Die Auswählenden schulen

■ betr.: taz-Panter-Workshop: „Schluss mit dem falschen Verzicht!“ von Claudio Musotto, „Karrierekiller Bildung“ von Carolin Küter, taz vom 8. 3. 10

Da fängt Claudio Musotto an mit dem um fast ein Viertel geringeren Verdienst von Frauen in Deutschland, und frau hofft schon auf kämpferische Aussagen – aber nein, schon ist der Autor wieder in den Chefetagen. Seine Kollegin Carolin Küter macht es umgekehrt: Sie beginnt bei den Führungskräften und endet bei dem geringeren Verdienst. Beiden gemeinsam ist, dass sie zu Letzterem nichts zu sagen haben und sich auf die oberen Plätze der Hierarchie konzentrieren. Und das, was wir da zu lesen bekommen, reißt nicht nur nicht vom Hocker, es ist absolut ärgerlich. Es sind nämlich mal wieder die Frauen selbst, die schuld haben, sich ändern müssen usw. Die wählen nämlich erstens die falschen Ausbildungsgänge und ergreifen dann zweitens die falschen Berufe und sind dann drittens in antrainierte Rollenklischees verhaftet und stellen viertens in Bewerbungsgesprächen ihr Licht unter den Scheffel.

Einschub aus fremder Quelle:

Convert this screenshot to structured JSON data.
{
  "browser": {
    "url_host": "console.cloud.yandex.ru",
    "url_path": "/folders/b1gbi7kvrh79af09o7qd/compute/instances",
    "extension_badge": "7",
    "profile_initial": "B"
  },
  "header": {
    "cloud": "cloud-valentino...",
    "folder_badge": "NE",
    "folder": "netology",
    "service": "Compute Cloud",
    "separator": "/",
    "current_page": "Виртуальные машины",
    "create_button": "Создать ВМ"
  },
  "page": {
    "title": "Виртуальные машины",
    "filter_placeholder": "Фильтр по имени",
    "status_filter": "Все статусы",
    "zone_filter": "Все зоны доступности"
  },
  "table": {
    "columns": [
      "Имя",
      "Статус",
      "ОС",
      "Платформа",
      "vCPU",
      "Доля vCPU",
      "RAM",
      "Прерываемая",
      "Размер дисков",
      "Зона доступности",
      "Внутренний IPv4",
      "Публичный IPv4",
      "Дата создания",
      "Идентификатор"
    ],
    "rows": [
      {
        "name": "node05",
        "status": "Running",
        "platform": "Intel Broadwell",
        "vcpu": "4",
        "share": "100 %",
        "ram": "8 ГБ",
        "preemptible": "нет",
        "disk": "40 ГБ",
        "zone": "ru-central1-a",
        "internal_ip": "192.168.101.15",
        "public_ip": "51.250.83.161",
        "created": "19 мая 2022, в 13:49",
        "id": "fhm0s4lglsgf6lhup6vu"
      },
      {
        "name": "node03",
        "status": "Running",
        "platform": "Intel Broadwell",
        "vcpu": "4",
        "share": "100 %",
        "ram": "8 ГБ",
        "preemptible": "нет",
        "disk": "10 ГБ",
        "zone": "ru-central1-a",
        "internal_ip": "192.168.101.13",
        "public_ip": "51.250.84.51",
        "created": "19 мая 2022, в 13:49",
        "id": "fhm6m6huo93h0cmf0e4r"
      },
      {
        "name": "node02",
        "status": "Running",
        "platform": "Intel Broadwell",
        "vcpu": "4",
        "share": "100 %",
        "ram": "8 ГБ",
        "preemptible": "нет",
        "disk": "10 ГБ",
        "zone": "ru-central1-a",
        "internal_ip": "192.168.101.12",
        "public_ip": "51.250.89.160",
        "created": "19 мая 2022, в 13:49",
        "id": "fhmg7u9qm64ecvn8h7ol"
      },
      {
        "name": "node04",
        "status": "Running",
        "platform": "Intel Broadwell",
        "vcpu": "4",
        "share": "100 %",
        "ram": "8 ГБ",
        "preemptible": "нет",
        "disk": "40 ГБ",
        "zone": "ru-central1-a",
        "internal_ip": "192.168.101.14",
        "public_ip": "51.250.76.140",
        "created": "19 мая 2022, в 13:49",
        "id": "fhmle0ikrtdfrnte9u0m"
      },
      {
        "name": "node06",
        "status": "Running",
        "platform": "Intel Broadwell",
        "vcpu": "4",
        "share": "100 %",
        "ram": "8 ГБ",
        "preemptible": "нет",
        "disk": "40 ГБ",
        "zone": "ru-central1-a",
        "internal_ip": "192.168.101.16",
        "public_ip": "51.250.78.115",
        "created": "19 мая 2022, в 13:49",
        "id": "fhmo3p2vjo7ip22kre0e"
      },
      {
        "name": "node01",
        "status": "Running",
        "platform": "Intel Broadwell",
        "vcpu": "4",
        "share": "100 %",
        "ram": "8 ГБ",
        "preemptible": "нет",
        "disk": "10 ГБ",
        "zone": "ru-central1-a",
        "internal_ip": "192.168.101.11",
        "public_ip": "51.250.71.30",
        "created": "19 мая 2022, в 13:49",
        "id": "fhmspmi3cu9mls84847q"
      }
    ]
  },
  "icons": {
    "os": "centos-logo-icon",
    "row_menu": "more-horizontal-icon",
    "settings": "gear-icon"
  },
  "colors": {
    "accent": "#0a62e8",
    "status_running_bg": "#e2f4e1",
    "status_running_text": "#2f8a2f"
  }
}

Es müssen sich also mal wieder die Frauen ändern, denn Männer und Menschen in Auswahlgremien sind natürlich über jedes Rollenklischee erhaben. Wie diese Änderung dann die Diskrepanz zwischen Männer- und Frauenlöhnen im gleichen Beruf schließen sollen, erklären uns die Autorin und der Autor nicht. Aber bleiben wir ruhig einmal bei der Situation, die beiden wohl sehr viel mehr am Herzen liegt: bei den Führungspositionen und den Bewerbungen darum.

Da fragt es sich doch: Ist den Artikelschreibenden und der taz-Redaktion denn noch nie der Gedanke gekommen, man/frau könne auch mal am anderen Ende des Bewerbungsverfahrens ansetzen und die Auswählenden schulen, sodass sie Frauen, die sich kleinmachen, mit gezielten Fragen dazu bringen, ihr Licht leuchten zu lassen? Und umgekehrt Bewerbern, die sich im eigenen Glanz sonnen, genauer unter die Lupe zu nehmen, wobei manchmal etwas von dem Licht verlischt?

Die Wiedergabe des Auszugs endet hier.